To be sure, in this primitive age of the theater—when crowd members drank, spa
t, yelled, tussled, and kept up an ongoing contest with the stage (and when balconies served as ad hoc brothels)—the b’hoys and g’hals, the most spirited patrons, saw celebrity fandom as an excellent reason to rumble. They took proud ownership of actors and plays and staged their own dramas in the peanut gallery. So it seems almost inevitable, in this age of humbug, that b’hoys and g’hals should soon become the subjects of popular culture. They were just too colorful, excitable, ripe. Just as stylish black “dandies and dandizettes” entered the national consciousness through 1830s and ’40s minstrelsy (most notably under the guise of Zip Coon), b’hoys and g’hals made their stage debut in Beulah Spa; or Two of the B’hoys (1834).
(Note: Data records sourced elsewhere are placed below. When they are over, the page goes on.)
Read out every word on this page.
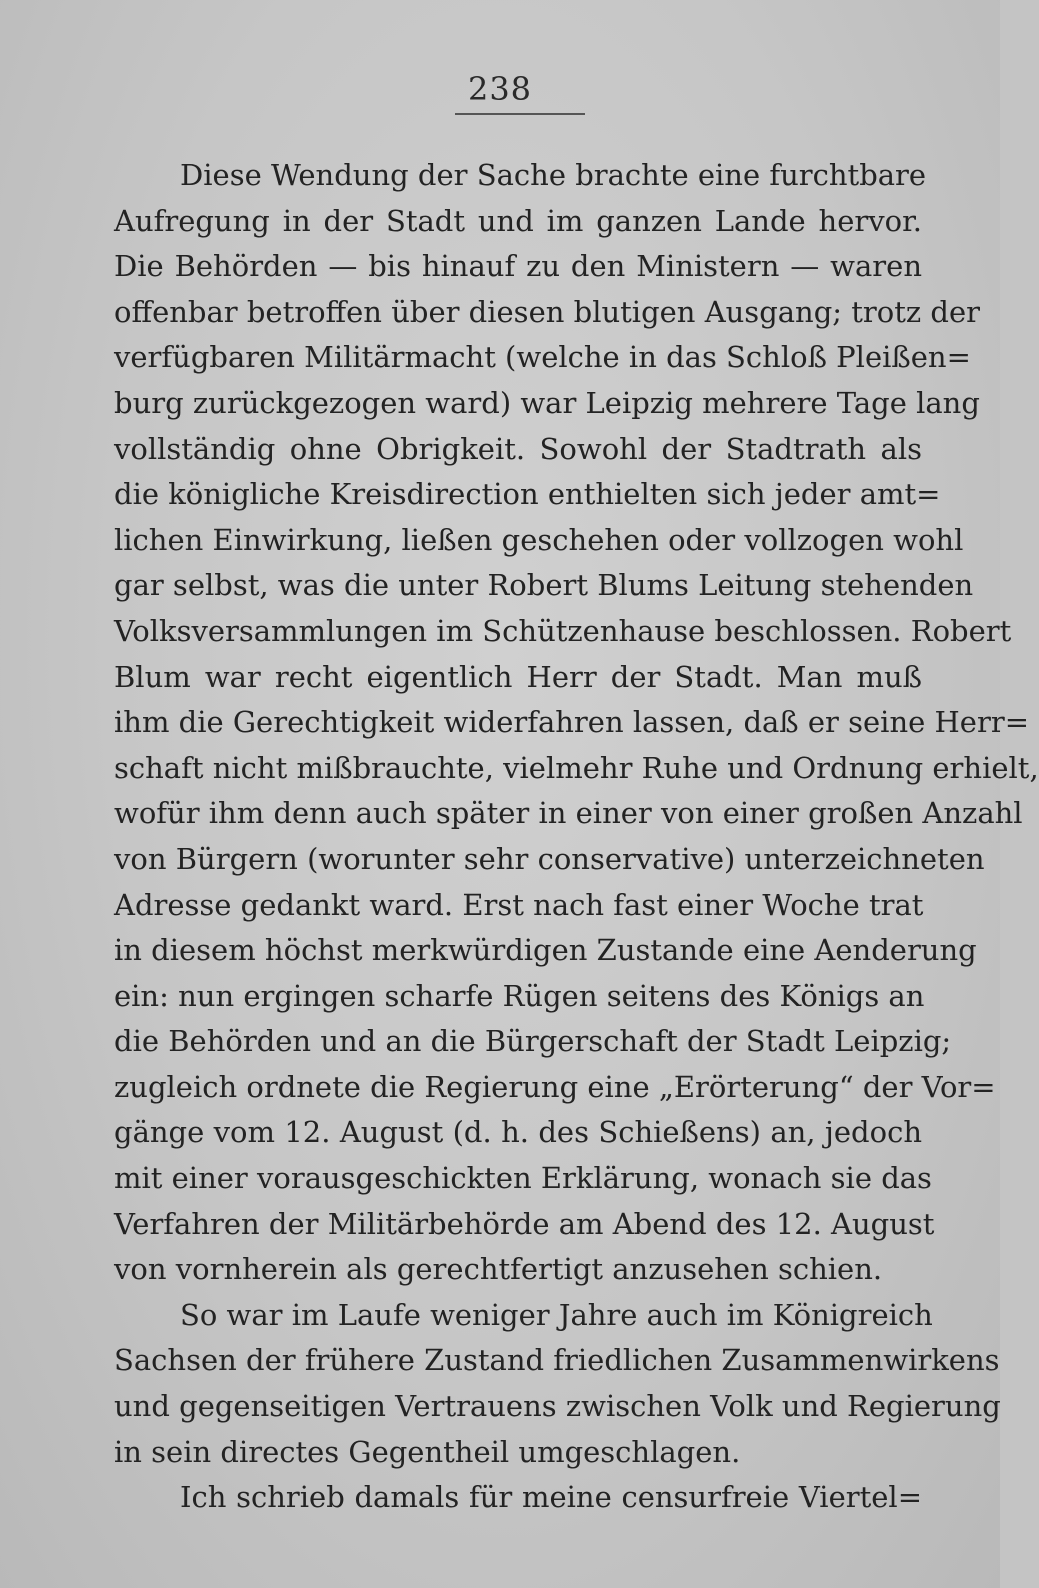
238
Diese Wendung der Sache brachte eine furchtbare
Aufregung in der Stadt und im ganzen Lande hervor.
Die Behörden — bis hinauf zu den Ministern — waren
offenbar betroffen über diesen blutigen Ausgang; trotz der
verfügbaren Militärmacht (welche in das Schloß Pleißen=
burg zurückgezogen ward) war Leipzig mehrere Tage lang
vollständig ohne Obrigkeit. Sowohl der Stadtrath als
die königliche Kreisdirection enthielten sich jeder amt=
lichen Einwirkung, ließen geschehen oder vollzogen wohl
gar selbst, was die unter Robert Blums Leitung stehenden
Volksversammlungen im Schützenhause beschlossen. Robert
Blum war recht eigentlich Herr der Stadt. Man muß
ihm die Gerechtigkeit widerfahren lassen, daß er seine Herr=
schaft nicht mißbrauchte, vielmehr Ruhe und Ordnung erhielt,
wofür ihm denn auch später in einer von einer großen Anzahl
von Bürgern (worunter sehr conservative) unterzeichneten
Adresse gedankt ward. Erst nach fast einer Woche trat
in diesem höchst merkwürdigen Zustande eine Aenderung
ein: nun ergingen scharfe Rügen seitens des Königs an
die Behörden und an die Bürgerschaft der Stadt Leipzig;
zugleich ordnete die Regierung eine „Erörterung“ der Vor=
gänge vom 12. August (d. h. des Schießens) an, jedoch
mit einer vorausgeschickten Erklärung, wonach sie das
Verfahren der Militärbehörde am Abend des 12. August
von vornherein als gerechtfertigt anzusehen schien.
So war im Laufe weniger Jahre auch im Königreich
Sachsen der frühere Zustand friedlichen Zusammenwirkens
und gegenseitigen Vertrauens zwischen Volk und Regierung
in sein directes Gegentheil umgeschlagen.
Ich schrieb damals für meine censurfreie Viertel=
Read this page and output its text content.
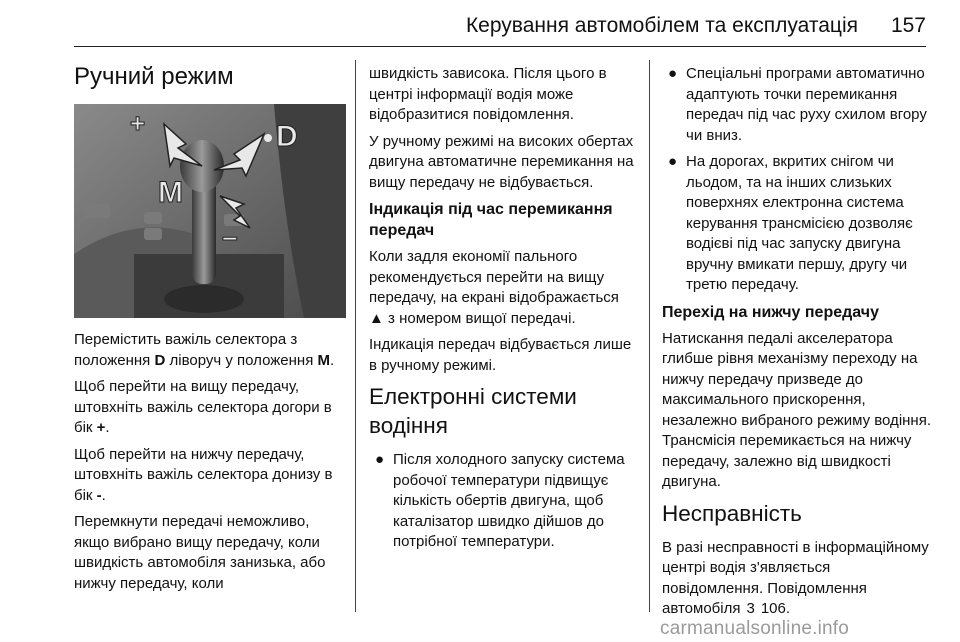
Керування автомобілем та експлуатація 157
Ручний режим
+	D
M
–

Перемістить важіль селектора з положення D ліворуч у положення M.

Щоб перейти на вищу передачу, штовхніть важіль селектора догори в бік +.

Щоб перейти на нижчу передачу, штовхніть важіль селектора донизу в бік -.

Перемкнути передачі неможливо, якщо вибрано вищу передачу, коли швидкість автомобіля занизька, або нижчу передачу, коли

швидкість зависока. Після цього в центрі інформації водія може відобразитися повідомлення.

У ручному режимі на високих обертах двигуна автоматичне перемикання на вищу передачу не відбувається.

Індикація під час перемикання передач

Коли задля економії пального рекомендується перейти на вищу передачу, на екрані відображається ▲ з номером вищої передачі.

Індикація передач відбувається лише в ручному режимі.

Електронні системи водіння
● Після холодного запуску система робочої температури підвищує кількість обертів двигуна, щоб каталізатор швидко дійшов до потрібної температури.
● Спеціальні програми автоматично адаптують точки перемикання передач під час руху схилом вгору чи вниз.
● На дорогах, вкритих снігом чи льодом, та на інших слизьких поверхнях електронна система керування трансмісією дозволяє водієві під час запуску двигуна вручну вмикати першу, другу чи третю передачу.
Перехід на нижчу передачу

Натискання педалі акселератора глибше рівня механізму переходу на нижчу передачу призведе до максимального прискорення, незалежно вибраного режиму водіння. Трансмісія перемикається на нижчу передачу, залежно від швидкості двигуна.

Несправність

В разі несправності в інформаційному центрі водія з'являється повідомлення. Повідомлення автомобіля 3 106.

carmanualsonline.info
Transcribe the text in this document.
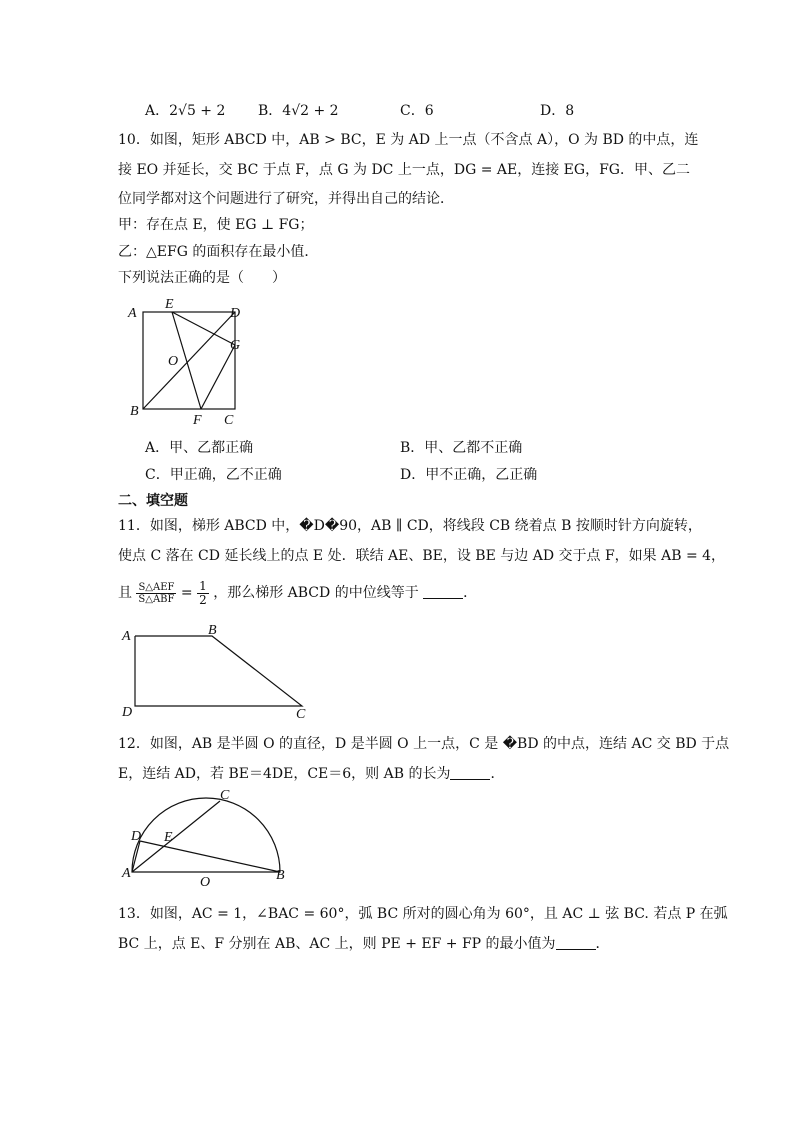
A．2√5 + 2 B．4√2 + 2	C．6	D．8
10．如图，矩形 ABCD 中，AB > BC，E 为 AD 上一点（不含点 A），O 为 BD 的中点，连
接 EO 并延长，交 BC 于点 F，点 G 为 DC 上一点，DG = AE，连接 EG，FG．甲、乙二
位同学都对这个问题进行了研究，并得出自己的结论．
甲：存在点 E，使 EG ⊥ FG；
乙：△EFG 的面积存在最小值．
下列说法正确的是（　　）
A
E
D
G
O
B
F C
A．甲、乙都正确	B．甲、乙都不正确
C．甲正确，乙不正确	D．甲不正确，乙正确
二、填空题
11．如图，梯形 ABCD 中，�D�90，AB ∥ CD，将线段 CB 绕着点 B 按顺时针方向旋转，
使点 C 落在 CD 延长线上的点 E 处．联结 AE、BE，设 BE 与边 AD 交于点 F，如果 AB = 4，
且 $\frac{\text{S△AEF}}{\text{S△ABF}} = \frac{1}{2}$ ，那么梯形 ABCD 的中位线等于	．
A	B
D	C
12．如图，AB 是半圆 O 的直径，D 是半圆 O 上一点，C 是 �BD 的中点，连结 AC 交 BD 于点
E，连结 AD，若 BE＝4DE，CE＝6，则 AB 的长为	．
C
D E
A
O	B
13．如图，AC = 1，∠BAC = 60°，弧 BC 所对的圆心角为 60°，且 AC ⊥ 弦 BC. 若点 P 在弧
BC 上，点 E、F 分别在 AB、AC 上，则 PE + EF + FP 的最小值为	．
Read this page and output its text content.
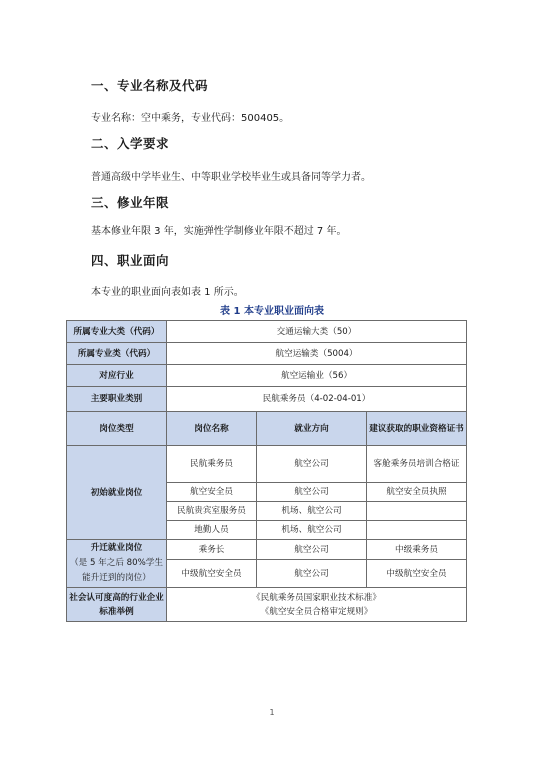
一、专业名称及代码
专业名称：空中乘务，专业代码：500405。
二、入学要求
普通高级中学毕业生、中等职业学校毕业生或具备同等学力者。
三、修业年限
基本修业年限 3 年，实施弹性学制修业年限不超过 7 年。
四、职业面向
本专业的职业面向表如表 1 所示。
表 1 本专业职业面向表
所属专业大类（代码）	交通运输大类（50）		
所属专业类（代码）	航空运输类（5004）		
对应行业	航空运输业（56）		
主要职业类别	民航乘务员（4-02-04-01）		
岗位类型	岗位名称	就业方向	建议获取的职业资格证书
初始就业岗位	民航乘务员	航空公司	客舱乘务员培训合格证
	航空安全员	航空公司	航空安全员执照
	民航贵宾室服务员	机场、航空公司	
	地勤人员	机场、航空公司	

升迁就业岗位
（是 5 年之后 80%学生能升迁到的岗位）	乘务长	航空公司	中级乘务员
	中级航空安全员	航空公司	中级航空安全员
社会认可度高的行业企业标准举例	《民航乘务员国家职业技术标准》
《航空安全员合格审定规则》		
1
But they wouldn’t become larger-than-life poster-board caricatures until the late 1840s, when Frank Chanfrau, a b’hoy turned melodramatic actor, fashioned a character, “Mose,” from Moses Humphrey, an actual tough he had known as a fireman for the Peterson Engine Company no. 15. Before long he had worked him into Benjamin A. Baker’s play A Glance at New York in 1848. Chanfrau’s more immediate inspiration, however, for this streetfighting butcher and red-shirted fireman were the kids who filled the pit in Mitchell’s Olympic Theatre, where the play made its debut. So faithfully did he mimic their dress, gestures, and talk that the play’s producer, William Mitchell, mistaking Chanfrau for a gallery rogue who had managed to sneak backstage, tried to eject him on opening night.